Um dia de derrotas para Cunha

Foi um dia de derrotas para o presidente afastado da Câmara dos Deputados, Eduardo Cunha (PMDB-RJ). No processo mais longo de sua história (oito meses após a apresentação da denúncia), o Conselho de Ética da Câmara aprovou ontem (14/06) parecer favorável à cassação do mandato do parlamentar.

Por 11 votos a 9 e após muito bate-boca, o colegiado confirmou relatório do deputado Marcos Rogério (DEM-RO), para quem não faltam provas de que Cunha quebrou o decoro parlamentar ao omitir a existência de contas no exterior que, segundo a Procuradoria-Geral da República, foram abastecidas em parte com dinheiro do petrolão. “Estamos diante do maior escândalo que esse colegiado já julgou”, disse Marcos Rogério. 

Cunha só perderá o mandato, porém, caso o plenário da Câmara confirme o parecer do Conselho com o voto de pelo menos 257 dos seus 512 colegas. A votação é aberta, e deputados afirmam que não deve ocorrer em menos de três semanas, por causa dos prazos de publicação do resultado e de recurso à Comissão de Constituição e Justiça (CCJ).

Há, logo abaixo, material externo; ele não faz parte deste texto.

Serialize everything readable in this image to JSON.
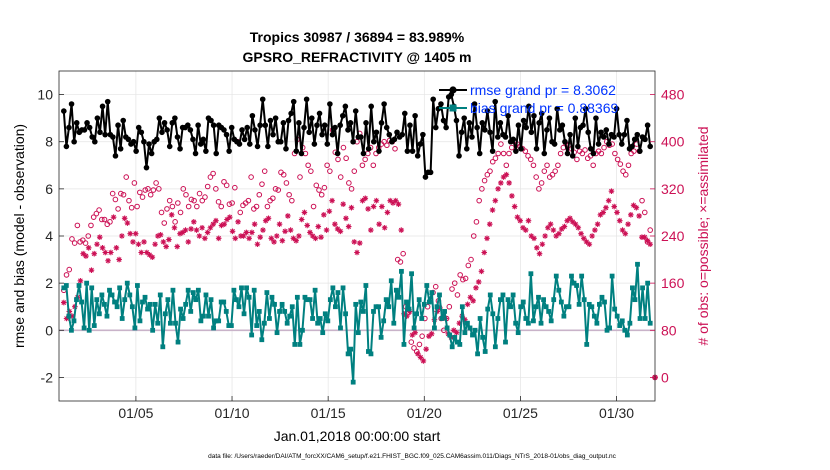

O voto decisivo foi dado pela deputada Tia Eron (PRB-BA), que sofreu intensa pressão nos últimos dias, faltou à sessão de votação na semana passada e era considerada pelos aliados de Cunha como apoio certo para salvar o mandato do peemedebista. Wladimir Costa (SD-PA), um dos mais ardorosos defensores de Cunha, mudou o voto e apoiou a cassação após a decisão de Tia Eron.

Segundo o relator, “para determinar se Eduardo Cunha é ou não titular da conta [da Suíça], basta fazer como ensina o caso Watergate [que levou à renúncia de Richard Nixon]: seguir o dinheiro, o caminho do dinheiro é revelador, mostra quem é o dono, quem tem as senhas, quem movimenta a conta, a quem o banco deve mandar correspondências e a quem deve prestar contas. Ora, não é adequado premiar a esperteza em detrimento da verdade”.

A decisão de ontem não representa o fim da linha para Cunha. Sua defesa irá recorrer à CCJ, a principal da Casa, para tentar anular a votação. O argumento é o de que o Conselho de Ética praticou variados atentados processuais durante a tramitação do caso.

Além disso, seus aliados tentarão aprovar no plenário da Câmara dos Deputados uma punição mais branda, como a suspensão do mandato por três meses.

Para isso, a tropa de choque de Cunha conta com a alteração das regras para cassação dos mandatos. Por iniciativa de Waldir Maranhão, presidente interino da Casa, a CCJ deve votar nos próximos dias parecer que, entre outras coisas, permitirá a apresentação de emendas ao relatório aprovado pelo colegiado durante a votação no plenário.

Aliados ainda tentam convencer Cunha a renunciar à presidência da Câmara como forma de dar aos deputados argumento para votar a favor de uma punição mais branda.

Minutos após a votação do Conselho de Ética favorável à sua cassação, o deputado federal afastado Eduardo Cunha (PMDB-RJ) sofreu novo revés: a Justiça Federal no Paraná determinou a indisponibilidade de todos os bens e contas do parlamentar e de sua mulher, Cláudia Cruz.

Com a decisão, os dois não poderão vender imóveis, veículos, nem movimentar contas bancárias em seu nome ou em nome das empresas C3 Produções Artísticas e Fé em Jesus, ambas de propriedade do casal.

O despacho foi assinado pelo juiz federal Augusto César Pansini Gonçalves, da 6ª Vara Federal de Curitiba, onde corre a ação de improbidade administrativa proposta pela força-tarefa da Operação Lava Jato. O magistrado entendeu que "há indícios de que os réus agiram de forma ímproba". O juiz também determinou a quebra do sigilo fiscal de Cunha desde 2007 – segundo ele, "com o objetivo de apurar, em nome de interesse público evidente, já que se trata de uma autoridade federal, com mais profundidade e exatidão os fatos aqui questionados".